Ravnica estava um caos, a horda de zumbis devastava todo o plano. Casas e prédios eram destruídos, os céus eram dominados por avianos zumbis que voavam em direção a novas presas, mas o mar... o mar estava seguro, como não poderia estar tendo Kiora como sua protetora?

A tritã reinava soberana sobre as águas. Com o poder de seu bidente, a arma que antes pertencera a deusa do mar, Tassa, Kiora conseguira reunir um poderoso exército de criaturas marinhas. Krakens e serpentes colossais se reuniam ao seu redor, formando assim uma corte assustadoramente efixaz. Kiora era uma tritã com pernas, diferentes de outros de sua espécie que possuíam a parte inferior de seu corpo iguais a cauda de um peixe. Sua pele possuía uma coloração azul escura, com uma armadura de retalhos de conchas vermelhas cobrindo parcialmente o seu corpo. A tritã sentava-se sobre a cabeça de um grande polvo tal qual uma rainha em seu torno. Sua veste de conchas lhe dava uma sensualidade delicada. As conchas eram perfeitamente lapidadas e posicionadas cobrindo seus seios, parcialmente sua barriga, e sua intimidade, deixando exposta boa parte do corpo da tritã.

Ela observava, com um leve sorriso no rosto, os avianos zumbis nos céus. Não pareciam tão ameaçadores quanto Jace dissera, afinal eles continuavam a pairar nas alturas e jamais ousavam atacá-la.

- Kiora, como estão as coisas ai? – era a voz de Jace em sua mente. O telepata estava coordenando aquela guerra e até que não fazia um trabalho ruim.

Kiora particularmente não gostava de ninguém em sua cabeça, mas acabou cedendo devido a urgência da situação.

- Calmas, nenhum eterno foi estupido o suficiente para vir até aqui – respondeu ela em um pensamento tingido com seu típico tom orgulhoso – pelo que vejo as coisas não estão indo muito bem na superfície – completou com uma pontada de provocação.

Uma leve hesitação.
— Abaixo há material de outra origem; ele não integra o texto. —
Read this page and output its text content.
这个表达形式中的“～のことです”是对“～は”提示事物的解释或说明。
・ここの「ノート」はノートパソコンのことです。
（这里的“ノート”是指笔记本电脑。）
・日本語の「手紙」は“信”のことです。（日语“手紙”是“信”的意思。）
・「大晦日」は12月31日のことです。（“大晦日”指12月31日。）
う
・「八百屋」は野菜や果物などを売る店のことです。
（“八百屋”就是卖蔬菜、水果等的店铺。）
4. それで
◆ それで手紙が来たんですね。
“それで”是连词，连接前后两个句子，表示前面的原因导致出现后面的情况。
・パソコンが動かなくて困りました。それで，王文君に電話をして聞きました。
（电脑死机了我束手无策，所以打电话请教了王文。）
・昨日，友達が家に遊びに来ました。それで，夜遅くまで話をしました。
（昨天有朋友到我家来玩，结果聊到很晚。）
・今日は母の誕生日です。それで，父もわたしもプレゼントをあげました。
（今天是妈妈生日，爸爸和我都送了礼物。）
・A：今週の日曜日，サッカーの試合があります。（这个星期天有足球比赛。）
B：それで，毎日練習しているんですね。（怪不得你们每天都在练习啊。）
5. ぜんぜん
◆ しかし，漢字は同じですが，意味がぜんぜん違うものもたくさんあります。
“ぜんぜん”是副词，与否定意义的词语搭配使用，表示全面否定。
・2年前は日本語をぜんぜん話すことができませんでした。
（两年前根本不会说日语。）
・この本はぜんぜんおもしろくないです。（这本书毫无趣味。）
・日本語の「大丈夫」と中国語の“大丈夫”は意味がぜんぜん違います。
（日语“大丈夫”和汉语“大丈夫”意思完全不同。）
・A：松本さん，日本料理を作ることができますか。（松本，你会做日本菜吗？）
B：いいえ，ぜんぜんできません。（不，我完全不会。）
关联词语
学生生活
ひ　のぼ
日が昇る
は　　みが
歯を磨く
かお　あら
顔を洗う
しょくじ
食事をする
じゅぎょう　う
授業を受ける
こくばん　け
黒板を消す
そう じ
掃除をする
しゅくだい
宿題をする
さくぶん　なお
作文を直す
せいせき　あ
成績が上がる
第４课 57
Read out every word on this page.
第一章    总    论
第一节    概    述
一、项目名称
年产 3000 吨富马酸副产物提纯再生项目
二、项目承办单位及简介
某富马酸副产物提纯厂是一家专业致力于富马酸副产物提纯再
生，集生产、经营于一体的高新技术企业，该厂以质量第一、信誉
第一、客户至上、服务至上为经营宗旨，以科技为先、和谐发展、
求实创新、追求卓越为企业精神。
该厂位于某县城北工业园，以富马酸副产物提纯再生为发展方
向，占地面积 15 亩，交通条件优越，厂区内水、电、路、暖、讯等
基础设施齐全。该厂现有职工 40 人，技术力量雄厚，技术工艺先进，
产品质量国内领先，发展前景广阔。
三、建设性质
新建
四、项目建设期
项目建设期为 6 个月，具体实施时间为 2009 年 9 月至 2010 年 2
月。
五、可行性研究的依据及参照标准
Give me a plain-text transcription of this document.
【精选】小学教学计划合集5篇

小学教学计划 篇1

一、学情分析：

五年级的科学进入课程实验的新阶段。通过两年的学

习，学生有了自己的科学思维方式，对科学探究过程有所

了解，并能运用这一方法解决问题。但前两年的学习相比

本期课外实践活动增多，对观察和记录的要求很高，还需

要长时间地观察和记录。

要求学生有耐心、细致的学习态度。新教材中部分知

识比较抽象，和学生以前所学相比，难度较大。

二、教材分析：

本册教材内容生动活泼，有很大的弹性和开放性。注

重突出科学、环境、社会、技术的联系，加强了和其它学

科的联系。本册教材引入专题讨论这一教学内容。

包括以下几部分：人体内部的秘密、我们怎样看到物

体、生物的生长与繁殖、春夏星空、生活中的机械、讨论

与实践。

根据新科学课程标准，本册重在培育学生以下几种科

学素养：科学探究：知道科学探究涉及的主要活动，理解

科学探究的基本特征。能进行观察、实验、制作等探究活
Após alguns instantes Jace tornou a falar em sua mente. Sua voz estava calma, mas ela podia sentir que ele controlava-se para não expressar preocupação.
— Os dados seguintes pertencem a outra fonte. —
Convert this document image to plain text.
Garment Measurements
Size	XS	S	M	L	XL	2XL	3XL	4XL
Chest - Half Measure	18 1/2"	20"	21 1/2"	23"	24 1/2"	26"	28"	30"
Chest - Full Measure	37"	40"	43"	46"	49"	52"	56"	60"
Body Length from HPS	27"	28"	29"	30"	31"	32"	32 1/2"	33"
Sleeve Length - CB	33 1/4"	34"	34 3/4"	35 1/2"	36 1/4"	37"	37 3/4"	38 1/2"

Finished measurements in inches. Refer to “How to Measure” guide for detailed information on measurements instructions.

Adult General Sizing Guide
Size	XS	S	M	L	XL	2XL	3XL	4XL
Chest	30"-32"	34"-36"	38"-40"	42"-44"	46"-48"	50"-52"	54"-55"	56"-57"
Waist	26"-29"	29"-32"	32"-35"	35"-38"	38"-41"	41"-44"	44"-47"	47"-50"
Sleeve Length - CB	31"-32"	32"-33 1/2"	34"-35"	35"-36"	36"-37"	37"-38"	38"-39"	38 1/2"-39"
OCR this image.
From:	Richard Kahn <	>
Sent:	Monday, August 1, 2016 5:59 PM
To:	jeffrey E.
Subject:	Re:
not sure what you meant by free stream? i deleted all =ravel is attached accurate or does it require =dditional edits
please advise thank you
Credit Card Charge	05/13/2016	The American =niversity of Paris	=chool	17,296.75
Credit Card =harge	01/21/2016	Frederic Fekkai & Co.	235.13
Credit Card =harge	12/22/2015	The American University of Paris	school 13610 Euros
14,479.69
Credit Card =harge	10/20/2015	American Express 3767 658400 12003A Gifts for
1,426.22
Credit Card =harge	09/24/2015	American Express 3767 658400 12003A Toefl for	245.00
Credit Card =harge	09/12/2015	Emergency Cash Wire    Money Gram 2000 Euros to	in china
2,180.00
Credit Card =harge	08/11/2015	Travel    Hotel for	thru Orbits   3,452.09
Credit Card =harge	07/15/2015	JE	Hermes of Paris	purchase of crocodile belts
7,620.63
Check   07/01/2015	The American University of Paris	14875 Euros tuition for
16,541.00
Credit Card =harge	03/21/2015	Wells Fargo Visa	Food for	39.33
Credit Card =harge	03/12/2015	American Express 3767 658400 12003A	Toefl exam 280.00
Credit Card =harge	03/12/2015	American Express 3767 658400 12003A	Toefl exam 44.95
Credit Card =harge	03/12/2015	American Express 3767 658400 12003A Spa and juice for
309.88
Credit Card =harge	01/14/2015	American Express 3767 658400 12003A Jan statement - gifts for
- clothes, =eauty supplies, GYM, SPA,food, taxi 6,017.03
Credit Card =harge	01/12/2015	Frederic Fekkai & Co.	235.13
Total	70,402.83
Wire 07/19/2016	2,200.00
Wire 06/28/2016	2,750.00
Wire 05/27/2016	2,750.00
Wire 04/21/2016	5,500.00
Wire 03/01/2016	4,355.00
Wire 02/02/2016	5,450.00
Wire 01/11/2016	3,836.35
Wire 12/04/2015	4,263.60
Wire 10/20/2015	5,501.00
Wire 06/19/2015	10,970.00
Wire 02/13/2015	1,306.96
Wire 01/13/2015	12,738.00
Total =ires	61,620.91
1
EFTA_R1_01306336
- Rhonas está avançando com um exército de eternos. Gideon, junto com outros planinaltas, está tentando detê-lo.

Gideon, sempre dando uma de herói. Kiora se impressionava como ele nunca acabara morrendo em uma dessas investidas loucas. Talvez o fato de ser invulnerável lhe tornasse mais corajoso, ou mais estupido. Kiora não sabia quem era Rhonas, fez um esforço e acabou lembrando se tratar de um deus revivido ou algo do tipo.
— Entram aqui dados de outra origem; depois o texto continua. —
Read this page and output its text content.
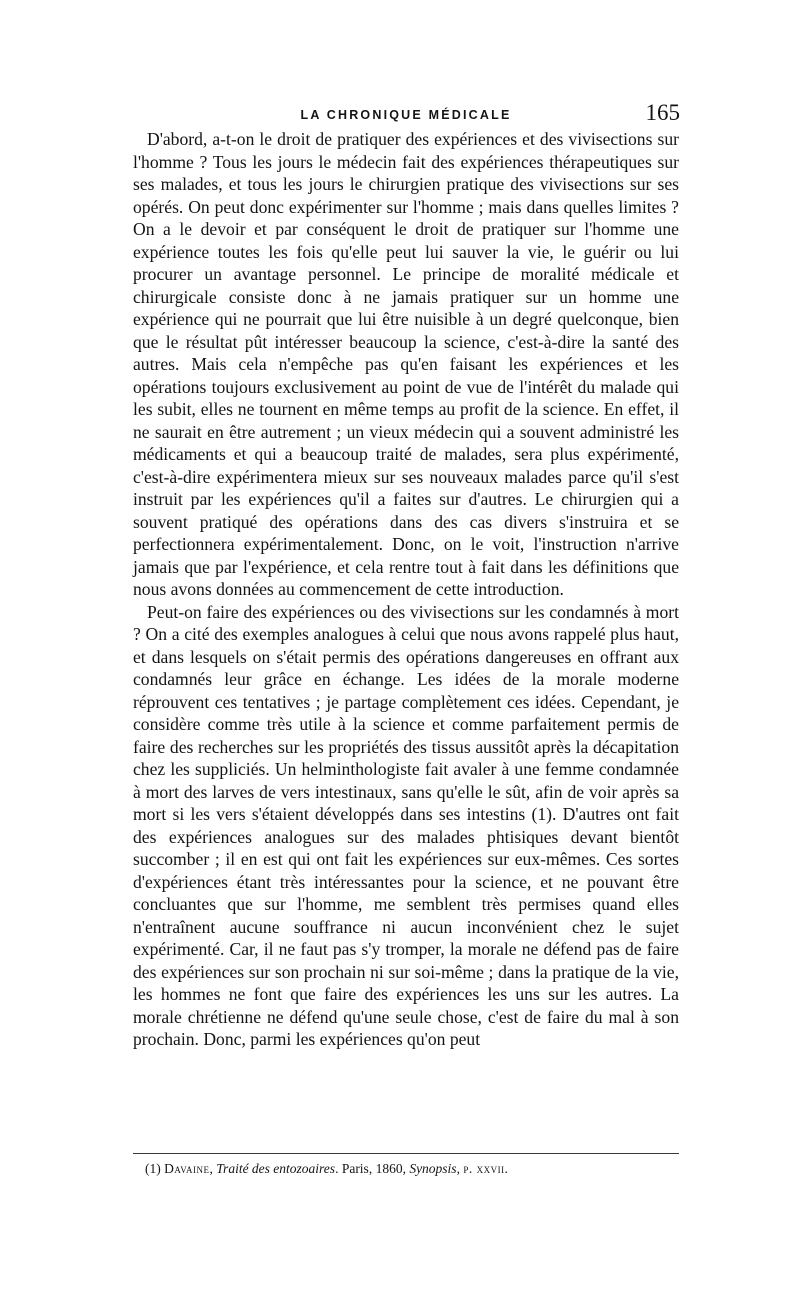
LA CHRONIQUE MÉDICALE	165

D'abord, a-t-on le droit de pratiquer des expériences et des vivisections sur l'homme ? Tous les jours le médecin fait des expériences thérapeutiques sur ses malades, et tous les jours le chirurgien pratique des vivisections sur ses opérés. On peut donc expérimenter sur l'homme ; mais dans quelles limites ? On a le devoir et par conséquent le droit de pratiquer sur l'homme une expérience toutes les fois qu'elle peut lui sauver la vie, le guérir ou lui procurer un avantage personnel. Le principe de moralité médicale et chirurgicale consiste donc à ne jamais pratiquer sur un homme une expérience qui ne pourrait que lui être nuisible à un degré quelconque, bien que le résultat pût intéresser beaucoup la science, c'est-à-dire la santé des autres. Mais cela n'empêche pas qu'en faisant les expériences et les opérations toujours exclusivement au point de vue de l'intérêt du malade qui les subit, elles ne tournent en même temps au profit de la science. En effet, il ne saurait en être autrement ; un vieux médecin qui a souvent administré les médicaments et qui a beaucoup traité de malades, sera plus expérimenté, c'est-à-dire expérimentera mieux sur ses nouveaux malades parce qu'il s'est instruit par les expériences qu'il a faites sur d'autres. Le chirurgien qui a souvent pratiqué des opérations dans des cas divers s'instruira et se perfectionnera expérimentalement. Donc, on le voit, l'instruction n'arrive jamais que par l'expérience, et cela rentre tout à fait dans les définitions que nous avons données au commencement de cette introduction.

Peut-on faire des expériences ou des vivisections sur les condamnés à mort ? On a cité des exemples analogues à celui que nous avons rappelé plus haut, et dans lesquels on s'était permis des opérations dangereuses en offrant aux condamnés leur grâce en échange. Les idées de la morale moderne réprouvent ces tentatives ; je partage complètement ces idées. Cependant, je considère comme très utile à la science et comme parfaitement permis de faire des recherches sur les propriétés des tissus aussitôt après la décapitation chez les suppliciés. Un helminthologiste fait avaler à une femme condamnée à mort des larves de vers intestinaux, sans qu'elle le sût, afin de voir après sa mort si les vers s'étaient développés dans ses intestins (1). D'autres ont fait des expériences analogues sur des malades phtisiques devant bientôt succomber ; il en est qui ont fait les expériences sur eux-mêmes. Ces sortes d'expériences étant très intéressantes pour la science, et ne pouvant être concluantes que sur l'homme, me semblent très permises quand elles n'entraînent aucune souffrance ni aucun inconvénient chez le sujet expérimenté. Car, il ne faut pas s'y tromper, la morale ne défend pas de faire des expériences sur son prochain ni sur soi-même ; dans la pratique de la vie, les hommes ne font que faire des expériences les uns sur les autres. La morale chrétienne ne défend qu'une seule chose, c'est de faire du mal à son prochain. Donc, parmi les expériences qu'on peut

(1) Davaine, Traité des entozoaires. Paris, 1860, Synopsis, p. xxvii.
- Kiora, se Kefnet, o deus alado, aparecer, não o enfrente. Ele é muito poderoso, quase matou Nissa como se ela não fosse nada – Jace falava naquele tom irritante de aviso.

Kiora estava a observar um aviano que voara em sua direção em um rasante. A um comando seu o polvo ao qual a tritã estava montada acertou-o com um tentáculo arremessando-o violentamente nos mares. A criatura não chegou sequer a emergir de volta, não quando Kiora enviara um comando para suas serpentes marinhas a devorarem.

- Tudo bem, mas se ele me atacar vou mostrá-lo do que sou capaz.

Ela já havia sido mais arrogante e orgulhosa no passado, achando que poderia destruir outro ser comparado a um deus, até mesmo adorado como um. A criatura a derrotara completamente, mesmo depois de Kiora ter invocado o monstro marinho mais poderoso dos mares daquele mundo. Fora uma derrota instrutiva, que a fizera repensar antes de escolher um inimigo. Se kefnet era um deus, então o melhor seria evitar combate.

- Tem uma horda de eternos ao leste, próximos a uma igreja orzhov – explicou ele – você pode ir lá? é a planinauta mais próxima que temos.

Kiora olhou rapidamente pela paisagem avistando a tal igreja, um pouco pomposa demais para seu gosto por sinal. Era uma construção grande, feita de mármore branco com alguns detalhes em ouro.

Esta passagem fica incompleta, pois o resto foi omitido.